The 2009 Subaru Legacy is luxurious, comfortable
What you need to know:
The Legacy manages to provide a comfortable ride. It also offers an impressive array of creature comforts, and the wide range of available trim levels ensures that most drivers will find it to their liking
The first thing you will notice about the Legacy is that it is a fairly striking car. Unlike owners of some notable competitors, you are not likely to lose track of this sleek sedan in a crowded parking lot. Hop inside and the inspired styling continues, as the Legacy sports the most visually interesting centre stack in its class.
Running on a 2,500cc petrol, which could be argued as a somewhat big engine, Leah Kahunde who has driven the Subaru Legacy since December 2020, says in terms of fuel consumption, the Legacy is fairly economical, especially when driving for long distances.
A filled tank at Shs250,000 (approximately 62 litres), was able to take her to Fort Portal in western Uganda and back to Kampala without the need to refuel. A 2,500cc version seems like a big engine, especially for saloon cars but the beauty with the Subaru Legacy is that it runs on a Variable Valve Timing Intelligence (VVTI) engine. Above certain speeds, VVTI technology allows the car to switch from fuel to electric mode, especially on highways where speeds are somewhat constant.
“Fuel economy is also about maintaining certain speeds and how you balance your foot on the acceleration pedal. When overtaking, make sure you are not revving or accelerating. Once you time your acceleration well, plus the distance from your car and the oncoming one, it should be enough to overtake successfully without you accelerating,” Kahunde advises.
It is about mastering how to balance the foot on the acceleration pedal and maintaining a constant speed; the car will gain a steady speed. That is why you will find one motorist with a heavy acceleration foot using more fuel compared to another motorist covering the same distance and carrying the same weight using less fuel.
Service and maintenance
Like most motorists, Kahunde services her Subaru after covering 5,000km. She fortunately has not experienced any major mechanical problems with her car whose mileage is still as low as 79,000km.

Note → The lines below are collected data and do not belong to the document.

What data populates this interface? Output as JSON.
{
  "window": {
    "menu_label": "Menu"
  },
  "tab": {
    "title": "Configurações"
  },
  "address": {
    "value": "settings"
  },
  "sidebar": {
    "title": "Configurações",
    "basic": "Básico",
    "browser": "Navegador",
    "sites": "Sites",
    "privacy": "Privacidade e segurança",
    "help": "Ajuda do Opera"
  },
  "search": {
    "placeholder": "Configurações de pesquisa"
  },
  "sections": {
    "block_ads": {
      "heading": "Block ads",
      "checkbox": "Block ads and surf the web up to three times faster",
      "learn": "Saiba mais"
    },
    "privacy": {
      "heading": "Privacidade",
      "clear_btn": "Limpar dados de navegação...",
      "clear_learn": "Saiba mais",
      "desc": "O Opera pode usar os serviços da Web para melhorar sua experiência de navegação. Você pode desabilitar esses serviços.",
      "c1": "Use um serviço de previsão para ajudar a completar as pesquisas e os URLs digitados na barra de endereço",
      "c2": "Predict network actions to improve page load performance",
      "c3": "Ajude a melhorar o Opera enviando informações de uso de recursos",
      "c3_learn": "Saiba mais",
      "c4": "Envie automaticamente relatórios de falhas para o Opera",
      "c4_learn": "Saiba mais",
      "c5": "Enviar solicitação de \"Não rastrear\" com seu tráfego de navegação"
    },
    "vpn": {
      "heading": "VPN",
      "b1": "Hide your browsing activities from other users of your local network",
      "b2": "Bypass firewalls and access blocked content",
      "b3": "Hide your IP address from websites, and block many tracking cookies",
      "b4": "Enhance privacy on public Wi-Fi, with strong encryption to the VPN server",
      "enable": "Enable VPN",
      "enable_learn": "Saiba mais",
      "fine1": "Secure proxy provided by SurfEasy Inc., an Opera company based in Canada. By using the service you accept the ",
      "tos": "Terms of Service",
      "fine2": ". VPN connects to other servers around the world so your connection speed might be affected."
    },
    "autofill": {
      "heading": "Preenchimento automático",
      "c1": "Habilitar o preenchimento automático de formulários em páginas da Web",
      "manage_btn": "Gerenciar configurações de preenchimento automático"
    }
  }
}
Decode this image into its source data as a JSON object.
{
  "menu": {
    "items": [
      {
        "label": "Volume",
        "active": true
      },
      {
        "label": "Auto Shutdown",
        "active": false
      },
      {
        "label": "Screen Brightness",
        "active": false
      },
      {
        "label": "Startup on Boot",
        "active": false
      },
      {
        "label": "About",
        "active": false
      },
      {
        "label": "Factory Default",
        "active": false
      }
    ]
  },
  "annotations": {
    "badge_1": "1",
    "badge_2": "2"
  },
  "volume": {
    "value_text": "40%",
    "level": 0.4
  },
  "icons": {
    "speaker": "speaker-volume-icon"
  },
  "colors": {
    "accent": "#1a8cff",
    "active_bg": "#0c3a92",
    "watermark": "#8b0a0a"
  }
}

How much she spends on service depends on what needs to be fixed. However, if you, for instance, change from one service station to another, especially for motorists who do service at fuel stations, you have to replace the crucial parts and lubricants such as engine oil, oil filter, and other parts so that the newer lubricants at the new service station are compatible with everything else new in the car system.
This is because the usability of products such as oil has to be compatible with, for example, the oil filters, the way Castrol oil is recommended for some Land Rover brands.
The highest service cost Kahunde has incurred was Shs350,000 when she changed service stations. Ordinarily, minor service ranges between Shs180,000 to Shs220,000, depending on what needs to be done.
When you buy a used car, in most cases, you will have to replace the tyres, brake system, especially the brake pads, shock absorbers and the suspension bushes. For Kahunde’s Legacy, the air conditioning system, engine and everything else were still in perfect condition.
Albert Kaweesi, a car music system technician in Wandegeya, Kampala, says the entertainment systems in the 2009 Subaru Legacy and newer models do not need any adjustments since they already have good output. The only music system part Kahunde replaced was the android radio since she preferred a smart radio.
Peter Amadi, a Subaru mechanic in Bunga, Kampala, says as the 2009 Subaru Legacy is comfortable, the only downside is its low ground clearance. Much as you could use spacers to raise it a little, the car will appear like it is hanging in space.
“It is better to use bigger profile tyres and small profile rims and get rid of the spacers if you have already fitted them. With bigger tyres, you will get better ground clearance which will make driving on our potholed and rough roads easier,” Amadi advises.